# Wet hay ok?



## trhewett (Nov 11, 2016)

I am new to owning goats as pets/hobby. I have a question about wet hay. I know not to feed the goats moldy hay, but what about hay that got wet from blowing rain? Does hay in the rack need to be discarded because it got wet?


----------



## ksalvagno (Oct 6, 2009)

Yes it does. They won't eat it anyway. You may want to put their hay in a shelter.


----------



## Jessica84 (Oct 27, 2011)

Mine are not happy about wet hay but they will eat it, I also give them no choice though.

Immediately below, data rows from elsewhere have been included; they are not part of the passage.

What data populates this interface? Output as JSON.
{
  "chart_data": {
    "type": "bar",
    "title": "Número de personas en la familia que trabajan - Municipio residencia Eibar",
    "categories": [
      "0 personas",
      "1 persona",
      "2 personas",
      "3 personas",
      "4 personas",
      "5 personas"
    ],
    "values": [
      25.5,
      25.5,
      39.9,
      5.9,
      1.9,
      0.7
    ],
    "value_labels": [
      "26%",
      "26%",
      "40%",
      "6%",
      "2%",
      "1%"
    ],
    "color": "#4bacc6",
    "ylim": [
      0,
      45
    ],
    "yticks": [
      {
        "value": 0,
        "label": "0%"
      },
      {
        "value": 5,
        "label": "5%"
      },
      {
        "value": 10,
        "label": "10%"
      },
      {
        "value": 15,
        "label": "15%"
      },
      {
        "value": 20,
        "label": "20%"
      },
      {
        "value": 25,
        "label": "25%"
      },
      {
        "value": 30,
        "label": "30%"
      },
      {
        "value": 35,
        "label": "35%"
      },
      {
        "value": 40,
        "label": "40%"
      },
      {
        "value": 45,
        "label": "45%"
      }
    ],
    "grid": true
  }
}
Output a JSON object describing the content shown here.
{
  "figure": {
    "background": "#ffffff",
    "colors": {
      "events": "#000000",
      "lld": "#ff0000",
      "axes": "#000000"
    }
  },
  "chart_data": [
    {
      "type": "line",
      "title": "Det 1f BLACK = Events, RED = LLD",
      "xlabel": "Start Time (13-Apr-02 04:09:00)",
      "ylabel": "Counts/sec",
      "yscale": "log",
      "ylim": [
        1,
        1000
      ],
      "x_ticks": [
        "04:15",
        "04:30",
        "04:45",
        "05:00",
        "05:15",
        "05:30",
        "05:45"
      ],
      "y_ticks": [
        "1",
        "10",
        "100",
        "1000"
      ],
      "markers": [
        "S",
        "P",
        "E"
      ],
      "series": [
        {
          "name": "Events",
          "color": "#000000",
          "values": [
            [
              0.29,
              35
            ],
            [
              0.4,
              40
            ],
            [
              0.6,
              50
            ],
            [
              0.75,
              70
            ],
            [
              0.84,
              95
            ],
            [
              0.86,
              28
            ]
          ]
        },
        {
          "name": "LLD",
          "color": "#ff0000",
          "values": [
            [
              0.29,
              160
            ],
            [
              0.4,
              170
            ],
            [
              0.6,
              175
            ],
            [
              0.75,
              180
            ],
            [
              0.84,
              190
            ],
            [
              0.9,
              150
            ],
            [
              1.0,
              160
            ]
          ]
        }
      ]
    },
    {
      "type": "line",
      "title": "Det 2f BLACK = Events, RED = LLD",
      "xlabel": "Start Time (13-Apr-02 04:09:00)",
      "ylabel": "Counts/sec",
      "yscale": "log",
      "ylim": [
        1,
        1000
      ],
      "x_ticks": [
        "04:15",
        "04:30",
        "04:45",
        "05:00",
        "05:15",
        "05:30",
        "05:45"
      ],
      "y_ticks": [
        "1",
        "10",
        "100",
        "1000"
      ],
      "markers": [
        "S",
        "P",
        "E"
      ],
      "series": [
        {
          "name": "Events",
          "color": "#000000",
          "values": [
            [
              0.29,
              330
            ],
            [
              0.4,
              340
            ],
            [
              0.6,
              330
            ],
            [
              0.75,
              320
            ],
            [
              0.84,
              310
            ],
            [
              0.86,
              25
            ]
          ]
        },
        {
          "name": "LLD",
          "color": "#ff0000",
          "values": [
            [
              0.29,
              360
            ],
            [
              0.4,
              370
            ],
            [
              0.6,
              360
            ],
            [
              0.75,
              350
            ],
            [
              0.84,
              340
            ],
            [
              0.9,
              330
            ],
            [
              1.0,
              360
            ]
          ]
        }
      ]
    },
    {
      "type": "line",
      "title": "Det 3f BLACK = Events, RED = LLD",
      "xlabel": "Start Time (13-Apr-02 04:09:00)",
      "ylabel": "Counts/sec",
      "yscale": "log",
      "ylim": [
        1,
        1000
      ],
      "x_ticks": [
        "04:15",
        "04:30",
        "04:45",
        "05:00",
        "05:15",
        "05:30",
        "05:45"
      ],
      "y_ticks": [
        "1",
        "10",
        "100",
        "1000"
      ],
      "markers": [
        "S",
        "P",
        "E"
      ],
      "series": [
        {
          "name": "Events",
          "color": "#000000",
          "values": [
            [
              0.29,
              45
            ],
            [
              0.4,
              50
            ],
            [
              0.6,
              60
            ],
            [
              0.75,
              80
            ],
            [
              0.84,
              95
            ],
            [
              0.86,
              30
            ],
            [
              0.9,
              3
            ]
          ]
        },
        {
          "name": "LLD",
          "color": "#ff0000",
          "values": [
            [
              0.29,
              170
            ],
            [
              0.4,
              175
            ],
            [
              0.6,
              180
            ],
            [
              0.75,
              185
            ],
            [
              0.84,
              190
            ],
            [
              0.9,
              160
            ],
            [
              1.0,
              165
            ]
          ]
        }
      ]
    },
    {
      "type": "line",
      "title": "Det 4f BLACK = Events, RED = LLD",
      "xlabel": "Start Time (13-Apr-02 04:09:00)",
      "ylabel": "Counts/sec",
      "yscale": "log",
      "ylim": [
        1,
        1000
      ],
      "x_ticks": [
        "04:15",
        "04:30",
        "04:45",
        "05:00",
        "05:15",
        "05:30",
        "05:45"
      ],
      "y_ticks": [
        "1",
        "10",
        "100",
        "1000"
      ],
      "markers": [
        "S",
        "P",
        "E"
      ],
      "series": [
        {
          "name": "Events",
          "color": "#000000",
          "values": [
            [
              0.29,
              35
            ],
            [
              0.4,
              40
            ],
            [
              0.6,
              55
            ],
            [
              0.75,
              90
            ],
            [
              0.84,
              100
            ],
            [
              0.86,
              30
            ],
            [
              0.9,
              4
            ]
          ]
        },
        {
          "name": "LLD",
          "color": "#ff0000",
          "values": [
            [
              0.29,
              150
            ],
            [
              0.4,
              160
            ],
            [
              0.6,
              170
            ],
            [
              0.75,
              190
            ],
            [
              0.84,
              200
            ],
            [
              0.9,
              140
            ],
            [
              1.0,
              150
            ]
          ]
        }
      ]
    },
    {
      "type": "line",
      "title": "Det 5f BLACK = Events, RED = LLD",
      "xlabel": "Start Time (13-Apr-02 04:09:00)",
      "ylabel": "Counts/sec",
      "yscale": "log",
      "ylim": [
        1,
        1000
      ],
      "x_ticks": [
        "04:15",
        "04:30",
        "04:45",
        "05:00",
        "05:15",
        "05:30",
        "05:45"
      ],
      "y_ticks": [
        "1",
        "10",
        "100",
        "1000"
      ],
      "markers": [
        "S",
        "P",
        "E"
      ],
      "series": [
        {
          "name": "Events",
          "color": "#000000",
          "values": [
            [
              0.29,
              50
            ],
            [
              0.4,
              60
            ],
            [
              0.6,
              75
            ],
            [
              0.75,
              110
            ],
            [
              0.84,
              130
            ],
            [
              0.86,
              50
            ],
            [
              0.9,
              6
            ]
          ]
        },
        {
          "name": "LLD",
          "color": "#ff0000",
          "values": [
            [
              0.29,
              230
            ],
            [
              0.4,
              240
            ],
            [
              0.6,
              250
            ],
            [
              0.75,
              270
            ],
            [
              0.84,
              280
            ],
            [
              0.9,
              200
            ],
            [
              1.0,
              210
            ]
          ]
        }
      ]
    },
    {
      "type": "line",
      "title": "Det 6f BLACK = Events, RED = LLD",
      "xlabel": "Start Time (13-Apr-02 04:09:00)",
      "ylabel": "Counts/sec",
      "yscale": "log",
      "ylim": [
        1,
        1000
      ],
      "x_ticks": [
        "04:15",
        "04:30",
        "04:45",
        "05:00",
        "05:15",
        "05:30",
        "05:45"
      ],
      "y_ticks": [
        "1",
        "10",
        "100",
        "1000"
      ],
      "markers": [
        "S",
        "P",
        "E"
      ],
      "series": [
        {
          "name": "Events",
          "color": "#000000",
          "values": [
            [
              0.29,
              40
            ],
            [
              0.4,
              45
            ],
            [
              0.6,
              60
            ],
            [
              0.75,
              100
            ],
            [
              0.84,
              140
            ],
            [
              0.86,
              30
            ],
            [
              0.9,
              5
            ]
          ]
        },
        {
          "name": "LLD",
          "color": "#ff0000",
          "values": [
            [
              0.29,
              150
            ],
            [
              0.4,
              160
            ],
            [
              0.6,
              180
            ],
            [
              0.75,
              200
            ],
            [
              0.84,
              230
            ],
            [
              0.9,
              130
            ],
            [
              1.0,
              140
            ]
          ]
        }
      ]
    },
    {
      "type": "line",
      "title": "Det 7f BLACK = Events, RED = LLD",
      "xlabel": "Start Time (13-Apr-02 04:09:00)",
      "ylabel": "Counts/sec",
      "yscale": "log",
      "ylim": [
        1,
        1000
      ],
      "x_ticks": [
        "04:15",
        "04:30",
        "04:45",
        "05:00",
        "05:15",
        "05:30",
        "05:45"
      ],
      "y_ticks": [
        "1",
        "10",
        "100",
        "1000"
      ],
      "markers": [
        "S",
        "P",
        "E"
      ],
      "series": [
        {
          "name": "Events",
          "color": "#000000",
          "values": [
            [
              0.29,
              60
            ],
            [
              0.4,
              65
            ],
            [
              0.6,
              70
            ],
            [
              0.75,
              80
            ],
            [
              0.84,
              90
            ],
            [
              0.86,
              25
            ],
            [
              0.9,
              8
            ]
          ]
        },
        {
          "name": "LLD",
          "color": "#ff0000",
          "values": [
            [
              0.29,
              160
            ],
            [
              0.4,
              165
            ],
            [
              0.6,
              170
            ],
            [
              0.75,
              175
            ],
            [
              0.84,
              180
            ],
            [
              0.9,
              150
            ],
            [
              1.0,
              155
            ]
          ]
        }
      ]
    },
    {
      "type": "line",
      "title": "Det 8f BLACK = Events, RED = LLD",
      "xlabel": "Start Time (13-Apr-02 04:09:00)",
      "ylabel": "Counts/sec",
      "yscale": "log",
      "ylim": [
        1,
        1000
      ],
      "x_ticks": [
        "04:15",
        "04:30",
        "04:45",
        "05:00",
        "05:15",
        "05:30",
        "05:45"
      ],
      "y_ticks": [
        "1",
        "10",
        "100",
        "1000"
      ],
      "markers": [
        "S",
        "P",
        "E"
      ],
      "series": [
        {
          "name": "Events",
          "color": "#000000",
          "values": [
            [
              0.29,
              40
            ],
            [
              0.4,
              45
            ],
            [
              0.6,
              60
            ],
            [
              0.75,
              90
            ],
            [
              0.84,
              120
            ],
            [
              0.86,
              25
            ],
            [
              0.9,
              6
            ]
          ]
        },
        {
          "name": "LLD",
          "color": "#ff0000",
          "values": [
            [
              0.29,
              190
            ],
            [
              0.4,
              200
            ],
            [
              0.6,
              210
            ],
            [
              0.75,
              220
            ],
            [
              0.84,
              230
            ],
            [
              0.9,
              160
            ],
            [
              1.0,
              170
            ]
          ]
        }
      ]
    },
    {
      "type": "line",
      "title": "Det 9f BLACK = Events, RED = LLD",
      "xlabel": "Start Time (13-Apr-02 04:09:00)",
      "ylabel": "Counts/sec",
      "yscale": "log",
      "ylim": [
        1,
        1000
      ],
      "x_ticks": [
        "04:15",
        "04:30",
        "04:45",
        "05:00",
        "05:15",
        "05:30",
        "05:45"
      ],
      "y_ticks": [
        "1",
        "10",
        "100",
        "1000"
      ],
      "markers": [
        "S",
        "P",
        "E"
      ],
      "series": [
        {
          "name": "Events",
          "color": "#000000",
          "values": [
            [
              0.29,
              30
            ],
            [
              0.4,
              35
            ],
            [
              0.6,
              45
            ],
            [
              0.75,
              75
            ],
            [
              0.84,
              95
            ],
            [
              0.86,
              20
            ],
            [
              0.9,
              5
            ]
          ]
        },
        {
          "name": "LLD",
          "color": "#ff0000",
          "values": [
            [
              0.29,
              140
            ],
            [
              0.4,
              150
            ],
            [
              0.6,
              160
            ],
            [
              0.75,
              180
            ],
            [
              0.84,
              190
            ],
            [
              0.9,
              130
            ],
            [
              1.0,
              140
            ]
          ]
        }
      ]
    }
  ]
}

If you don't toss it just keep a eye on it and only give them a few days depending on how warm it is where you are so it doesn't mold


----------



## toth boer goats (Jul 20, 2008)

I allow them to eat it if it was freshly wet. Mine will eat it. 
I will throw it out after a couple of days, if they don't eat it up.


----------



## trhewett (Nov 11, 2016)

Thanks everyone. I keep 3 hay locations so I don't have shoving while they eat. One in shelter and 2 with small covering. If the rain blows it gets wet. My goats continue eating it, I just wanted to make sure it would not hurt them.


----------



## nancy d (Oct 5, 2007)

The key word here is freshly wet. and welcome to TGS!


----------



## toth boer goats (Jul 20, 2008)

Yep, freshly wet is the key.


----------